Sie kehrten bereits nach einem halben Jahr wieder zurück. Warum sind Sie so schnell zurückgekommen?

 

Demirel: Das hatte sportliche Gründe. Es lief in der Türkei für mich nicht so gut. Ich saß viel auf der Ersatzbank und konnte zuwenig spielen. Diesen Zustand wollte ich ändern.

 

Fühlen Sie sich mehr als Deutscher oder als Türke?

 

Demirel: Weder noch. Ich fühle mich vor allem als Berliner.

 

Inwiefern wurde Ihre sportliche Karriere durch ihre Herkunft beeinflusst?

 

Demirel: Ich hatte nie Sprachprobleme, da ich Deutsch als erste Sprache gelernt habe. Ich spreche besser Deutsch als Türkisch, das hat meinen Weg sehr erleichtert.

 

Welchen Stellenwert haben Ihrer Meinung nach Sport und Vereine im Hinblick auf die Integration von Zuwanderern?

 

Demirel: Im Sport ist es nicht so wichtig, welche Sprache man spricht. Da kommt es vor allem darauf an, dass alle die gleichen Ziele verfolgen und sich aufeinander verlassen können. Sport ist für Ausländer ein gutes Mittel, ihre Probleme, die sie mit der Sprache und in einem fremden Land haben, für einen Augenblick fallen zu lassen. Sie gehören dann trotzdem zur Mannschaft. Dennoch denke ich, dass das Beherrschen der deutschen Sprache sehr wichtig für die Integration ist.

 

Sind Sie der Meinung, dass es mehr Initiativen geben müsste, um Zuwanderern den Zugang zu Vereinen zu erleichtern?

 

Demirel: Ich glaube, dass es vielen Zuwanderern das Leben und die Integration erleichtern würde, wenn sie einen deutschen Pass bekommen würden.
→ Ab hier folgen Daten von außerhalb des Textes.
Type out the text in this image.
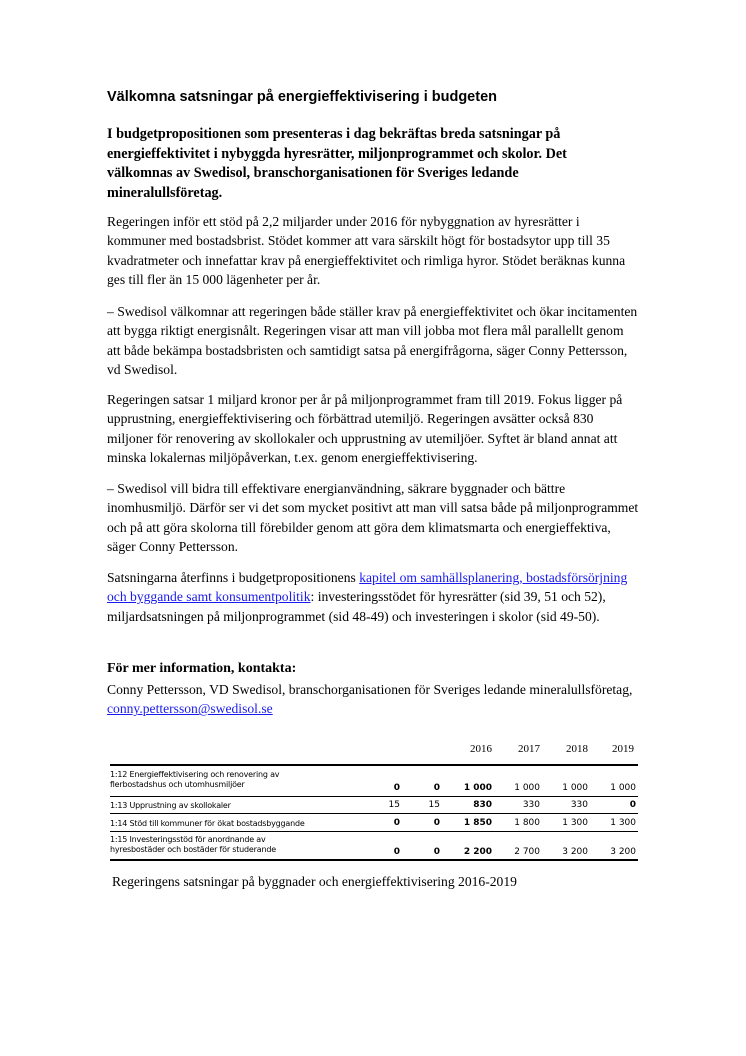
Välkomna satsningar på energieffektivisering i budgeten
I budgetpropositionen som presenteras i dag bekräftas breda satsningar på energieffektivitet i nybyggda hyresrätter, miljonprogrammet och skolor. Det välkomnas av Swedisol, branschorganisationen för Sveriges ledande mineralullsföretag.
Regeringen inför ett stöd på 2,2 miljarder under 2016 för nybyggnation av hyresrätter i kommuner med bostadsbrist. Stödet kommer att vara särskilt högt för bostadsytor upp till 35 kvadratmeter och innefattar krav på energieffektivitet och rimliga hyror. Stödet beräknas kunna ges till fler än 15 000 lägenheter per år.
– Swedisol välkomnar att regeringen både ställer krav på energieffektivitet och ökar incitamenten att bygga riktigt energisnålt. Regeringen visar att man vill jobba mot flera mål parallellt genom att både bekämpa bostadsbristen och samtidigt satsa på energifrågorna, säger Conny Pettersson, vd Swedisol.
Regeringen satsar 1 miljard kronor per år på miljonprogrammet fram till 2019. Fokus ligger på upprustning, energieffektivisering och förbättrad utemiljö. Regeringen avsätter också 830 miljoner för renovering av skollokaler och upprustning av utemiljöer. Syftet är bland annat att minska lokalernas miljöpåverkan, t.ex. genom energieffektivisering.
– Swedisol vill bidra till effektivare energianvändning, säkrare byggnader och bättre inomhusmiljö. Därför ser vi det som mycket positivt att man vill satsa både på miljonprogrammet och på att göra skolorna till förebilder genom att göra dem klimatsmarta och energieffektiva, säger Conny Pettersson.
Satsningarna återfinns i budgetpropositionens kapitel om samhällsplanering, bostadsförsörjning och byggande samt konsumentpolitik: investeringsstödet för hyresrätter (sid 39, 51 och 52), miljardsatsningen på miljonprogrammet (sid 48-49) och investeringen i skolor (sid 49-50).
För mer information, kontakta:
Conny Pettersson, VD Swedisol, branschorganisationen för Sveriges ledande mineralullsföretag,
conny.pettersson@swedisol.se
2016 2017 2018 2019
1:12 Energieffektivisering och renovering av flerbostadshus och utomhusmiljöer	0	0	1 000	1 000	1 000	1 000
1:13 Upprustning av skollokaler	15	15	830	330	330	0
1:14 Stöd till kommuner för ökat bostadsbyggande	0	0	1 850	1 800	1 300	1 300
1:15 Investeringsstöd för anordnande av hyresbostäder och bostäder för studerande	0	0	2 200	2 700	3 200	3 200
Regeringens satsningar på byggnader och energieffektivisering 2016-2019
Ich musste bis zu meinem 16. Lebensjahr warten, bis ich einen deutschen Pass bekommen habe. Und den habe ich auch nur auf Grund meiner Zugehörigkeit zur Nationalmannschaft bekommen. Davor hatte ich viele Probleme und musste z. B. bei Klassenreisen Visa beantragen. Ansonsten denke ich, dass das Erlernen der deutschen Sprache das Wichtigste für Aussiedler ist.

 

Hat es für Sie - abgesehen von der Staatsbürgerschaft - jemals eine Rolle gespielt, dass ihre Familie aus der Türkei kommt?

 

Demirel: Nein, überhaupt nicht. Zumal ich es als etwas ganz besonderes empfinde, in einer Stadt wie Berlin zu leben, in der ganz unterschiedliche Kulturen zusammenkommen.